Thursday, 29 March 2007

nightmares

OK, so everyone has been so helpful in compiling a cd for Simon I thought I would put out a call for other helpful tips.

Simon has been having nightmares. It has been upsetting for him and has been difficult to think of solutions for it. Simon has told me in no uncertain terms that the way I have been trying to help has not been very effective in his case.

It has been a vey long time since I had nigtmares myself. It seems that my own nightmares stopped about the time that my own dreams became more lucid. One you knew you were dreaming, you could fly. If you could fly, there was nothing to be worried about. Monsters chasing you? Fly away. Plus, it is only a short hop from flying to any other abillity which would help you more easily deal with those scary things threatening you. My plans with Simon have been centered around trying to get him to fly in his dreams. He tells me it does not work. Yet, I hope.

KWW reads lots of books, and in the past has read even more. She has said to me that seeing as now he is so consciously concerned with becoming powerful (please refer to "oedipus ox") that he subconsciusly balances it out and becomes un-powerful and scared of monsters. Makes a certain sense to me, but I'm not real happy with just waiting it out.

Do you remember any good nightmare solutions? I'm sure Simon will be happy to give any of them a shot.

4 comments:

kari said...

I used to have recurring nightmares, and what worked for me was that I learned how to "re-dream". Don't like how the nightmare ended? Go back to wher eyou thought "if only" ("if only I'd turned left instead of right!") and change the ending. As long as you fell asleep quick enough, you could enter back into the nightmare and change the end.

Of course, I was like fourteen when I figured this out. But hey. That's only, like, nine years away, right?

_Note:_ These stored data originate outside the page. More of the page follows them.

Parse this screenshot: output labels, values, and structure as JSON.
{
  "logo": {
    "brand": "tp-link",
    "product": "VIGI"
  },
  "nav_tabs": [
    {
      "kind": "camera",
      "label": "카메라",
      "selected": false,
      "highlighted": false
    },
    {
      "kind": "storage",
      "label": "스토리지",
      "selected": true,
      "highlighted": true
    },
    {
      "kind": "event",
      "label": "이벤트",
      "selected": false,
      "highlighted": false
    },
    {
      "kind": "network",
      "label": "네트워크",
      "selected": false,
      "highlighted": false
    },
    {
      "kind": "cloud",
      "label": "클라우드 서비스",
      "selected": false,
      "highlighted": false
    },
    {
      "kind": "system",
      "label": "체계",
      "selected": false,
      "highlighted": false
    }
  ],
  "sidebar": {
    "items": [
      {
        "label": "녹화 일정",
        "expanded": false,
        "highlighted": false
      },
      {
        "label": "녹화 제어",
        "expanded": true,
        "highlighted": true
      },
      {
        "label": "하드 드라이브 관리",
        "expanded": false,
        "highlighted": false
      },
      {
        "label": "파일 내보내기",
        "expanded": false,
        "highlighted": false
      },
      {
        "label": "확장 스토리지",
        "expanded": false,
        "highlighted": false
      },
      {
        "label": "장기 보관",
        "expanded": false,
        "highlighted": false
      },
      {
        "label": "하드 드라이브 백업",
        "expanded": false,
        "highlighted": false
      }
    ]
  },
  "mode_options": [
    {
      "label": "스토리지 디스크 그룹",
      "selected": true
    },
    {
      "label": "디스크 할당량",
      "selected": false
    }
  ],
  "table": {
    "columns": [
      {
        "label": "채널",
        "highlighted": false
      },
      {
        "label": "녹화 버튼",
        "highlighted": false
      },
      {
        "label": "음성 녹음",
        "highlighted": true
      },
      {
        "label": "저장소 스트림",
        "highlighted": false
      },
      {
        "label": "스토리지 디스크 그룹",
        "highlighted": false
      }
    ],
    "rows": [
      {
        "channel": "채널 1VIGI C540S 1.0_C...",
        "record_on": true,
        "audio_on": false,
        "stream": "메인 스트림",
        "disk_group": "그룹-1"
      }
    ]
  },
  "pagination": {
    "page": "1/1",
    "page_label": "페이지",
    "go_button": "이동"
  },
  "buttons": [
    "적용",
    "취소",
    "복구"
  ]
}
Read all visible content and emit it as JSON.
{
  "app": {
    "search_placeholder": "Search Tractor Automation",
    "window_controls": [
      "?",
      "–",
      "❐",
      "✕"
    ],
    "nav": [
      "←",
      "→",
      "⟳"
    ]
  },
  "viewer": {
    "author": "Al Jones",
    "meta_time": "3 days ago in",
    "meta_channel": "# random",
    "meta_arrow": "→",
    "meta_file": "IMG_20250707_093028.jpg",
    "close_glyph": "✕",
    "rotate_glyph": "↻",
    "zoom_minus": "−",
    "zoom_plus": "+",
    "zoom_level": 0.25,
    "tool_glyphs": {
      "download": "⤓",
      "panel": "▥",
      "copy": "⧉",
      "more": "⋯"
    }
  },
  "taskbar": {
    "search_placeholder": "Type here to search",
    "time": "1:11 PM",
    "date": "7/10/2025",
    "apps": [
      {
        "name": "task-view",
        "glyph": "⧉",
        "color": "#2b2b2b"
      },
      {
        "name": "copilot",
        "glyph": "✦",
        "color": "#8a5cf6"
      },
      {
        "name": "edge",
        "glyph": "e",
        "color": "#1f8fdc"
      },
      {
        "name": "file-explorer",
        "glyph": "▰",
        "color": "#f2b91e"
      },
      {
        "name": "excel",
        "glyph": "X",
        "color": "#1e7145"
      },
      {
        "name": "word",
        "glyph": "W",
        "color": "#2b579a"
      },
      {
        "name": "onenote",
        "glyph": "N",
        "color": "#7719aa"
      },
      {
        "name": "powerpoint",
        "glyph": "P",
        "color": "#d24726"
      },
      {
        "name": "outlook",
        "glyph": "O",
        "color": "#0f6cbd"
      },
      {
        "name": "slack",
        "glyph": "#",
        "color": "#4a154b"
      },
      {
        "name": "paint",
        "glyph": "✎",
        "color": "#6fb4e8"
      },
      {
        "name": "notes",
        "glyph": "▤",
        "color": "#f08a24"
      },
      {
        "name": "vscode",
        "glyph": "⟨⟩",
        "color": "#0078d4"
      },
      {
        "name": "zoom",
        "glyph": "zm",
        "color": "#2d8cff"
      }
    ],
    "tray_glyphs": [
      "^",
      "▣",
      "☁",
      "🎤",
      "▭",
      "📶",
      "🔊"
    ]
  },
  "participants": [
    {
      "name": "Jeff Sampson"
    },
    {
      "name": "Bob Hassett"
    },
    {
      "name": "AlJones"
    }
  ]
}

Otherwise, I'd just say, hug him and hold him when he has a nightmare.

kww said...

I am also thinking that we need to stop watching any movie or show that involves magical creatures or has plot lines that may induce fear. Stick to realistic things that may be suspenseful or easy to dismiss. Like the family friendly animal adventures of Free Willy and Beethoven or Long Journey Home, or I know there are a blue million, I have only seen LJH which is fine, but maybe other folks know better ones. I think I could convince Simon that Paulo would not have to fight a bear...

Nicole said...

My mom just always tried to have a rational discussion with me about what is real and what is not when I'd wake-up with nightmares. I wouldn't recommend this as the only method, mostly because it didn't help me 'handle' the problem. But as I got older it did help me deal with them on my own. I could sit up in bed and seperate the real from the unreal mentally, and then try and go back over the nightmare and identify what different parts of the dream might represent, or be a sign of stress.

jonnynono said...

Man, that's a tough one! We haven't had a lot of issues with nightmares, so I don't have a lot of advice. M used to have a lot of problems with being frightened while trying to sleep, so we would talk about things to keep her mind off the bad things. Shel Silverstein had that poem about "What If?", where he would imagine all sorts of crazy "what if" scenarios, and I would talk to her about that when she would get scared in the night. I'd try to take it so far so that she'd laugh, and get her mind off being scared. Like, "What if Scooby grew another leg?" and once she got to laughing then she wouldn't be so scared. So maybe that would work with nightmares too.

I like the idea of realizing you are dreaming and changing things mid-dream. I didn't figure that one out until I was in high school or so, and I still can't always do it.